After motivational speaker Anne-Louise Sterry speaks to a group, she always knows if her talk has taken root by what she hears later from the people who hired her.
If people remind each other about what "Aunt Lena'' would say, she said she has touched their hearts and minds.
"Aunt Lena is like a story unto herself," said Sterry, who will speak on April 25 to at the "Women's Night Out'' fundraising event, sponsored by Altoona Regional Health System. The event will be held at The Casino at Lakemont Park.
Motivational speaker Anne-Louise Sterry poses as her character, “Aunt Lena.”
Sterry -?who is often joined onstage by her husband, Bob - starts off her talk as herself, but soon slips into the character of "Aunt Lena.'' The character is a composite of Sterry's maternal Italian great-aunts, all of whom her father said could be very "flamboyant and exuberant.'' Although Sterry's father was also from Italy, he did not care for the outspokenness of his wife's aunts, she said.
"He always said, 'Don't be like your great-aunts,''' said Sterry.
But it's the "audacious joy'' that Sterry found in her great aunts that she encourages others to seek in themselves, "to be courageous, no matter what is happening in our lives,'' she said.
If you go
What: Women's Night Out, sponsored by Altoona Regional Health System Healthy Living Club, Friends of Altoona Regional and Altoona Regional's Foundation for Life, featuring motivational speaker Anne-Louise Sterry
Where: The Casino at Lakemont Park,?Altoona
When: 5:45 p.m. April 25
Details: $40, which includes dinner and program; to make reservations or for more information, go to www.altoonaregional.org
That's what she centers on in her talks, and she tailors each message to her audience, whether it's a group of women in Altoona, a gathering of corporate executives in California or some other forum overseas.
"There is joy even in times of pain and sorrow,'' said Sterry, who is a former preschool teacher and psychological nurse. She came to public speaking slowly, as an offshoot of her teaching.
Sterry began by playing music and speaking to the children of friends.
"At that time, I wouldn't have thought I'd be speaking to large groups any more than the man in the moon, but it was a gradual process,'' she said.
Altoona Regional scheduled Sterry because hospital officials thought she would fit well with the purpose of the event - to help women get a break from the everyday stress of life for a few hours of entertainment, said hospital community education specialist Sherry Turchetta.
"All of us have trials and tribulations as women,'' she said. "I think she has a nice message that will reach area women.''
This year, proceeds from the event, which usually draws a sell-out crowd of about 500 women, will go toward women's health services at the hospital.

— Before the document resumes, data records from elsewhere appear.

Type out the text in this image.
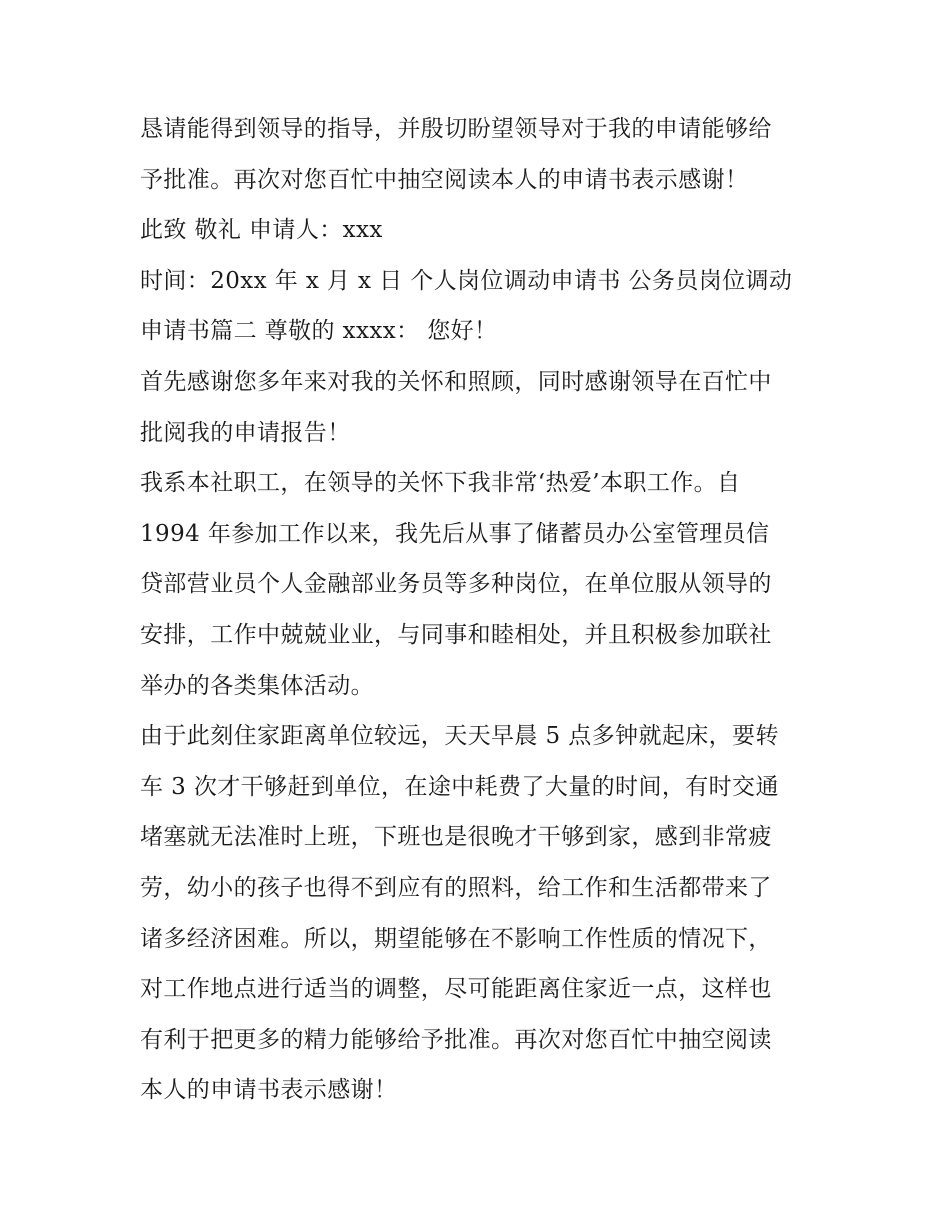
恳请能得到领导的指导，并殷切盼望领导对于我的申请能够给
予批准。再次对您百忙中抽空阅读本人的申请书表示感谢！
此致 敬礼 申请人：xxx
时间：20xx 年 x 月 x 日 个人岗位调动申请书 公务员岗位调动
申请书篇二 尊敬的 xxxx： 您好！
首先感谢您多年来对我的关怀和照顾，同时感谢领导在百忙中
批阅我的申请报告！
我系本社职工，在领导的关怀下我非常‘热爱’本职工作。自
1994 年参加工作以来，我先后从事了储蓄员办公室管理员信
贷部营业员个人金融部业务员等多种岗位，在单位服从领导的
安排，工作中兢兢业业，与同事和睦相处，并且积极参加联社
举办的各类集体活动。
由于此刻住家距离单位较远，天天早晨 5 点多钟就起床，要转
车 3 次才干够赶到单位，在途中耗费了大量的时间，有时交通
堵塞就无法准时上班，下班也是很晚才干够到家，感到非常疲
劳，幼小的孩子也得不到应有的照料，给工作和生活都带来了
诸多经济困难。所以，期望能够在不影响工作性质的情况下，
对工作地点进行适当的调整，尽可能距离住家近一点，这样也
有利于把更多的精力能够给予批准。再次对您百忙中抽空阅读
本人的申请书表示感谢！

The dinner has been an annual occurrence for about 20 years, Turchetta said, adding that it has become a tradition.
At the dinner, women can buy tickets for $10 for 10 chances on the jewelry raffle, said hospital Foundation for Life development associate Gayle Conner. The raffle winners will be announced at the end of the dinner. All proceeds from the ticket sales will benefit women's health services.
Conner said there are six pieces of jewelry worth about $3,100, donated by Your Jewelry Box in Altoona: three rings, a multi-colored strand of pearls and a watch and necklace set. The big prize is a handcrafted signature blue sapphire ring with diamonds worth $1,600.